Online, I have been evangelizing the LDS at a religious forum. I've been there loving on them for five and a half years. In year three, an Evangelical-Lutheran came in to evangelize them too. She loved the Word of God but made mistakes in how she treated them, and how she presented the truth. She called herself someone who believed that grace is free -- but she didn't act or preach in a manner obedient to that belief. For instance, she believed in baptism for salvation. I had to make a choice: was she right that the gospel was more than just faith, or was salvation that simple? I felt peer pressure, thankful to have another evangelical to witness to this great bunch at the LDS forum. Through a year of wrestling with my thoughts over watching her methodology and message, and what I knew I already believed should be the message and methodology from scripture, I took a stand in front of the LDS, against her message, defending the simple truth: faith in Jesus is what saves. She accused me of being softened by the LDS toward heresy. That's okay. We're still in contact. I emailed her a fifteen page document of scripture I wrote showing her how simple faith really is. For a time it excited her, then she decided it was not true once more.

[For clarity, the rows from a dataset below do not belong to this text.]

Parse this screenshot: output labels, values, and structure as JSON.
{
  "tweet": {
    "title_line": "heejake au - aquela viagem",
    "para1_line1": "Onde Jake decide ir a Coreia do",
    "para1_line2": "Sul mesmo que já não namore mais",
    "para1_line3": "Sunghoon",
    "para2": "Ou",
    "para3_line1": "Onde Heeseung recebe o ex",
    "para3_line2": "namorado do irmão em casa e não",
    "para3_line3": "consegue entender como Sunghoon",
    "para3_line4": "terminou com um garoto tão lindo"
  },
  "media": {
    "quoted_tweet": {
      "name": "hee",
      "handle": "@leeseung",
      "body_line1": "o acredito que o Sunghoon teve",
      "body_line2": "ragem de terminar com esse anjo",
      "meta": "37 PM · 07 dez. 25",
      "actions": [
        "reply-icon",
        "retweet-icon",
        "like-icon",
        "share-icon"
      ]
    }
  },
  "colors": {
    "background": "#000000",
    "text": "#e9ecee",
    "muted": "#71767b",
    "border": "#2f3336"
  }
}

There are other less significant projects I have involved myself in through time in terms of using scripture in social context, to try and illuminate the simplicity of "faith apart from law."
If readers would please allow me the privilege, I would ask some questions for anyone who is marveled that salvation could be so simple to come with neither agreeing sin was real (till three years after salvation), or without confessing hardly anything about Jesus: not that He was Messiah or God's Son (I learned at the age of twenty-four that Jesus was claiming to be God in the same manner as the Father was God--an additional three years later).

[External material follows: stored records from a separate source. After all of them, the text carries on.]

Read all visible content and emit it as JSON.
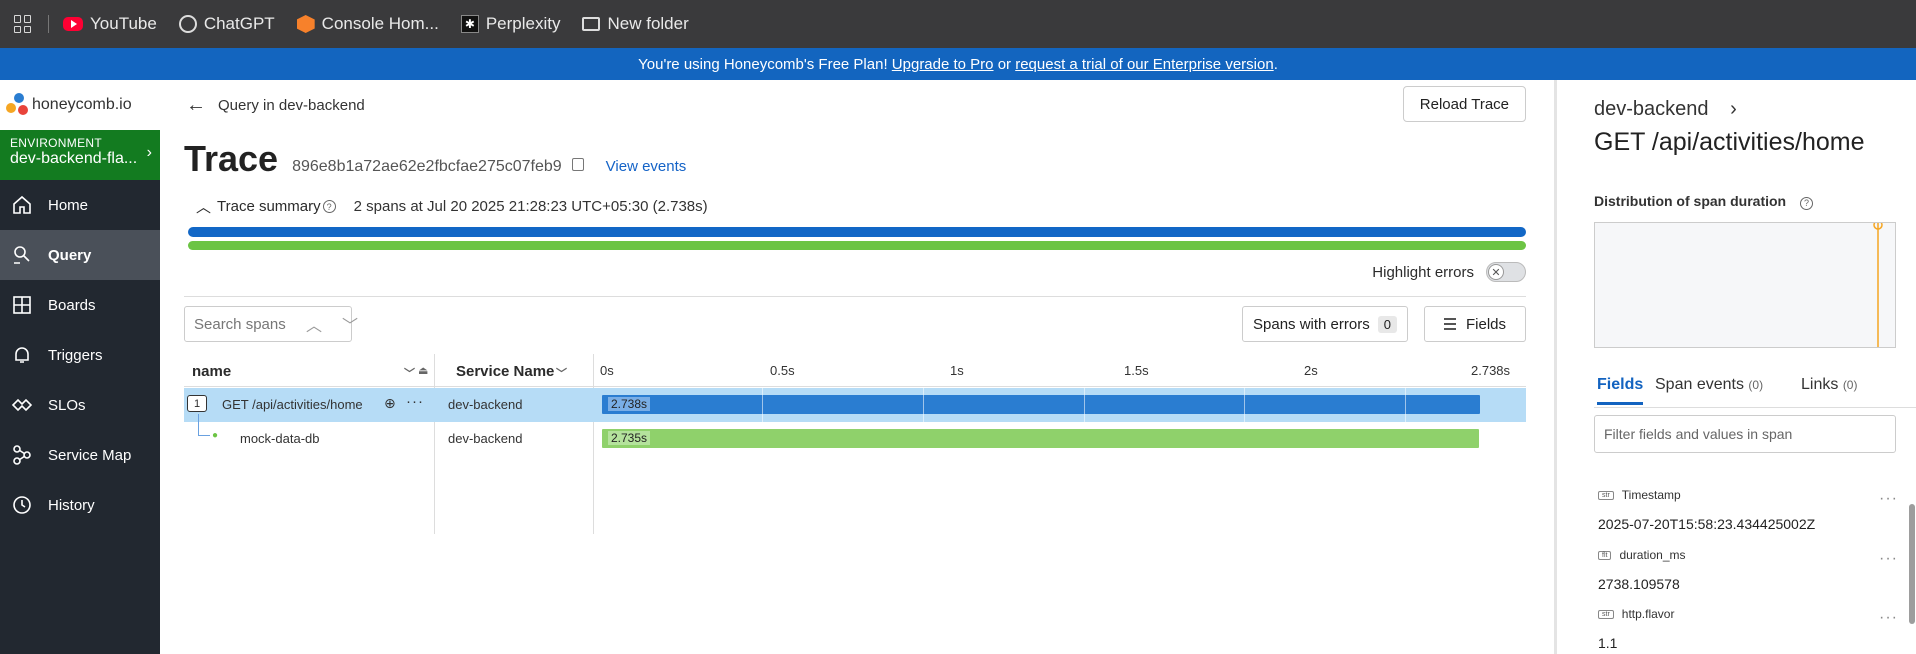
{
  "bookmarks": [
    {
      "label": "YouTube",
      "icon": "youtube-icon"
    },
    {
      "label": "ChatGPT",
      "icon": "chatgpt-icon"
    },
    {
      "label": "Console Hom...",
      "icon": "aws-icon"
    },
    {
      "label": "Perplexity",
      "icon": "perplexity-icon"
    },
    {
      "label": "New folder",
      "icon": "folder-icon"
    }
  ],
  "banner": {
    "prefix": "You're using Honeycomb's Free Plan! ",
    "upgrade": "Upgrade to Pro",
    "middle": " or ",
    "trial": "request a trial of our Enterprise version",
    "suffix": "."
  },
  "nav": {
    "logo": "honeycomb.io",
    "env_label": "ENVIRONMENT",
    "env_value": "dev-backend-fla...",
    "items": [
      {
        "label": "Home",
        "icon": "home-icon"
      },
      {
        "label": "Query",
        "icon": "query-icon",
        "active": true
      },
      {
        "label": "Boards",
        "icon": "boards-icon"
      },
      {
        "label": "Triggers",
        "icon": "bell-icon"
      },
      {
        "label": "SLOs",
        "icon": "slo-icon"
      },
      {
        "label": "Service Map",
        "icon": "service-map-icon"
      },
      {
        "label": "History",
        "icon": "history-icon"
      }
    ]
  },
  "main": {
    "back_label": "Query in dev-backend",
    "reload": "Reload Trace",
    "title": "Trace",
    "trace_id": "896e8b1a72ae62e2fbcfae275c07feb9",
    "view_events": "View events",
    "summary_label": "Trace summary",
    "summary_meta": "2 spans at Jul 20 2025 21:28:23 UTC+05:30 (2.738s)",
    "highlight_errors": "Highlight errors",
    "search_placeholder": "Search spans",
    "spans_with_errors": "Spans with errors",
    "spans_with_errors_count": "0",
    "fields": "Fields",
    "columns": {
      "name": "name",
      "service": "Service Name"
    },
    "ticks": [
      "0s",
      "0.5s",
      "1s",
      "1.5s",
      "2s",
      "2.738s"
    ],
    "rows": [
      {
        "index": "1",
        "name": "GET /api/activities/home",
        "service": "dev-backend",
        "duration": "2.738s",
        "color": "#2a7dd1"
      },
      {
        "name": "mock-data-db",
        "service": "dev-backend",
        "duration": "2.735s",
        "color": "#8fd16b"
      }
    ]
  },
  "panel": {
    "service": "dev-backend",
    "span_name": "GET /api/activities/home",
    "dist_label": "Distribution of span duration",
    "tabs": [
      {
        "label": "Fields",
        "count": ""
      },
      {
        "label": "Span events",
        "count": "(0)"
      },
      {
        "label": "Links",
        "count": "(0)"
      }
    ],
    "filter_placeholder": "Filter fields and values in span",
    "fields": [
      {
        "type": "str",
        "key": "Timestamp",
        "value": "2025-07-20T15:58:23.434425002Z"
      },
      {
        "type": "flt",
        "key": "duration_ms",
        "value": "2738.109578"
      },
      {
        "type": "str",
        "key": "http.flavor",
        "value": "1.1"
      }
    ]
  }
}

There are implications to anyone's rejection of my story. I can imagine what they are.... Am I supposed to believe those six years I spent after receiving the joy and peace and love, the same kind I know now, were not God's gift of the Holy Spirit, who is living in me? In order for their assertion to be correct one would need to discredit my experience. But let me ask: What false experience of joy would lead me to confess, when asked by a stranger named Julie, that I believed in Jesus? What's more, what false experience of joy could have wrestled so powerfully in my life to win me toward trusting Him, more? Think with me about what I surrendered: I knew no doctrine about Jesus and I wanted to be in control of me and party. But I couldn't just do as I pleased. Because He was too real. And I couldn't escape that. I started to care to learn the commandments of the One who had been there for me. I willingly and even eagerly became His disciple in the truths of His Word.
What more could you ask out of a salvation experience, than this?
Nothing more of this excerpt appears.